4, diffuse idiopathic bone hypertrophy (DISH) syndrome: the onset of this disease is mostly in men over 50 years of age, and patients also have spinal pain, stiffness and gradually increasing spinal motion limitation. The clinical presentation and x-ray findings are often similar to those of AS. However, calcification of the ligaments, often involving the cervical and low thoracic vertebrae, is often seen on X-ray, with no erosion of the sacroiliac and spondylolisthesis joints, no increased stiffness in the morning, normal blood sedimentation and negative HLA-B27. Based on the above characteristics, the disease can be distinguished from AS.

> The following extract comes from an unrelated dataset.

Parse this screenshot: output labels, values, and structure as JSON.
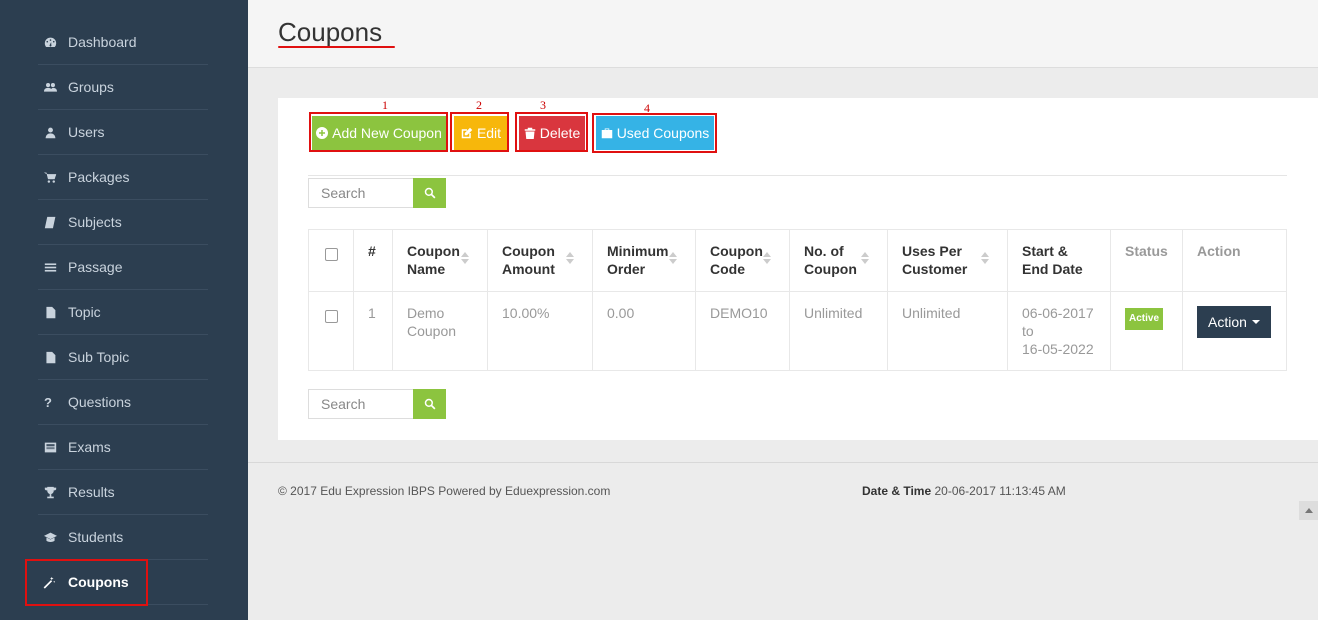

5, iliac dense osteitis: this disease is mostly seen in young women, and its main manifestation is chronic lumbosacral pain and stiffness. The clinical examination is not abnormal except for the lumbar muscle tension. The diagnosis mainly relies on X-ray anteroposterior radiographs, and its typical manifestation is an obvious osteosclerotic area in the iliac bone along the middle and lower 2/3 of the sacroiliac joint, triangular in shape with the tip upward, uniform in density, not invading the sacroiliac joint surface, without joint stenosis or erosion, so it is different from AS.
6, other: AS is the prototype of seronegative spondyloarthropathy, in the diagnosis must be differentiated from other spondyloarthropathies associated with sacroiliac arthritis such as psoriatic arthritis, enteropathic arthritis or Wright’s syndrome.